THE HAGUE, Netherlands -- Twenty years after his troops began brutally ethnically cleansing Bosnian towns and villages of non-Serbs, Gen. Ratko Mladic went on trial Wednesday at the Yugoslav war crimes tribunal accused of 11 counts of genocide, crimes against humanity and war crimes.
The ailing 70-year-old Mladic's appearance at the U.N. court war crimes tribunal marked the end of a long wait for justice to survivors of the 1992-95 war that left some 100,000 people dead. The trial is also a landmark for the U.N. court and international justice - Mladic is the last suspect from the Bosnian war to go on trial here.
In Bosnia, leaders and victims hailed a historic day in the country's recovery from its war wounds, while some Serbs lamented Mladic's trial.
"First of all we are expecting from this trial the truth," said President Bakir Izetbegovic . "The truth and then justice for the victims, for the families of the victims. It is the worst period of our history."

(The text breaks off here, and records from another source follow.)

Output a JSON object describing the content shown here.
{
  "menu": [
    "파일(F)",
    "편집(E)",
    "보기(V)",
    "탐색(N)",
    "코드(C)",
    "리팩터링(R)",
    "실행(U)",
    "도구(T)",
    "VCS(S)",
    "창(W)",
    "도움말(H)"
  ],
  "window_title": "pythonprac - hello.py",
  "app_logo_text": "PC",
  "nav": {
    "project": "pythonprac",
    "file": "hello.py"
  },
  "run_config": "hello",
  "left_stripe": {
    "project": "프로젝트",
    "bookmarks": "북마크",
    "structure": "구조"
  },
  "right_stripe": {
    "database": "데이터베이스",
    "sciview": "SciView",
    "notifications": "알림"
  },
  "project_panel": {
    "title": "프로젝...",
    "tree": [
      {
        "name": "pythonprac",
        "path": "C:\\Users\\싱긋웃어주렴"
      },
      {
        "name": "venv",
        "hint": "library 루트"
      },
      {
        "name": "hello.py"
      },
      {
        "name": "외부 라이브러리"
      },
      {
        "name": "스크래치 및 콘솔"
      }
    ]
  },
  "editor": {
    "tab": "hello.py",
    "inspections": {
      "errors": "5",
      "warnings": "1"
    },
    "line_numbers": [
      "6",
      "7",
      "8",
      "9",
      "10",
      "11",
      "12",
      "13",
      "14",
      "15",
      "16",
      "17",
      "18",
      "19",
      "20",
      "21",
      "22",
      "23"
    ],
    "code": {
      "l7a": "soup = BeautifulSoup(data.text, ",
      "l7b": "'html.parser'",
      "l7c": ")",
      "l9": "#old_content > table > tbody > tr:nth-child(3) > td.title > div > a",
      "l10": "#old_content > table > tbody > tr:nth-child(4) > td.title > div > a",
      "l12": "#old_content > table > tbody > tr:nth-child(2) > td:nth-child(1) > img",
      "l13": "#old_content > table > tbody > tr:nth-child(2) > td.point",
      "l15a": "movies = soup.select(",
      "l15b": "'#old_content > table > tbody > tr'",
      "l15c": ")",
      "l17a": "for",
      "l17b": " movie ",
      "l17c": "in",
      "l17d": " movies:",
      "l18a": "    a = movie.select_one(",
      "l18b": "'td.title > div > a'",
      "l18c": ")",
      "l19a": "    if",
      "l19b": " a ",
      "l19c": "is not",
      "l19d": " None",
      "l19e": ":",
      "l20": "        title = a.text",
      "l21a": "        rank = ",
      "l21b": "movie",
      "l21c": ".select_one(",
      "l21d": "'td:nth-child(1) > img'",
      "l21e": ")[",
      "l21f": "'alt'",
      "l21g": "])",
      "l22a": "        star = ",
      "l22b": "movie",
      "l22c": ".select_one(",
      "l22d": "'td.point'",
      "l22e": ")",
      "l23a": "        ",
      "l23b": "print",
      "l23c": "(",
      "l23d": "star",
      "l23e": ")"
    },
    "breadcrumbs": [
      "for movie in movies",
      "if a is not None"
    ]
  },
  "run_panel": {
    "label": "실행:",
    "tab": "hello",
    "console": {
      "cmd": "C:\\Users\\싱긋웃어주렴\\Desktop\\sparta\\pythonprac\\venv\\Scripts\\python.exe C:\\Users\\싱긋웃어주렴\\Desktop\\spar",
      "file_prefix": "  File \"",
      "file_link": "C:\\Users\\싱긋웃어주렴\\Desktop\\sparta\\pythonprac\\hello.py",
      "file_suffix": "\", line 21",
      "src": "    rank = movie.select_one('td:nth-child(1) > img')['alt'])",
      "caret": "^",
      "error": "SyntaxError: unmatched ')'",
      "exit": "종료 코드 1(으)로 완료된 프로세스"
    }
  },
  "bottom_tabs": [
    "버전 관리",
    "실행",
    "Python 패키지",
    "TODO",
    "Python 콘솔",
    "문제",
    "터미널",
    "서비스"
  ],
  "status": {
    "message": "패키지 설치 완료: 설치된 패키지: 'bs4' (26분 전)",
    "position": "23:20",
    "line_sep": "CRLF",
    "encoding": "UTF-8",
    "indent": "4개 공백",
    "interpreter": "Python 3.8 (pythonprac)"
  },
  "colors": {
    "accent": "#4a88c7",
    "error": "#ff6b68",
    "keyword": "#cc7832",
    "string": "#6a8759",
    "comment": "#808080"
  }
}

But in the former Serb stronghold of Pale, people who gathered to watch the trial on TV applauded as they saw their general enter the courtroom.
"Mladic is our hero, it's sad that we see him there. We blame the Hague and international community," said Milan Ivanovic, a 20-year-old law student.
Mladic, in a suit and tie and looking healthier than at previous pretrial hearings, but still a shadow of the burly strutting wartime general.
He suffered a stroke while in hiding and has had other health problems since arriving in The Hague.
He gave a thumbs-up and clapped toward the court's public gallery as the trial got under way. He occasionally wrote notes and showed no emotion as prosecutors began outlining his alleged crimes.
One woman in the public gallery called him a "vulture" as prosecutors began two days of laying out their case for judges.
After a break in proceedings, Presiding Judge Alphons Orie of the Netherlands rebuked Mladic and the public about "inappropriate interactions" and said he could shield Mladic behind a screen if it continued.
Earlier, Orie said the court was considering postponing the presentation of evidence, due to start May 29, due to "errors" by prosecutors in disclosing evidence to the defense. Prosecutor Dermot Groome said he would not oppose a "reasonable adjournment."
Groome began his opening statement by focusing on the plight of a 14-year-old boy whose father and uncle were among 150 men murdered by Bosnian Serb forces in November 1992, part of a pattern of atrocities aimed at driving Muslims and Croats out of territory coveted by Serbs.
"The world watched in disbelief that in neighborhoods and villages within Europe a genocide appeared to be in progress," he said.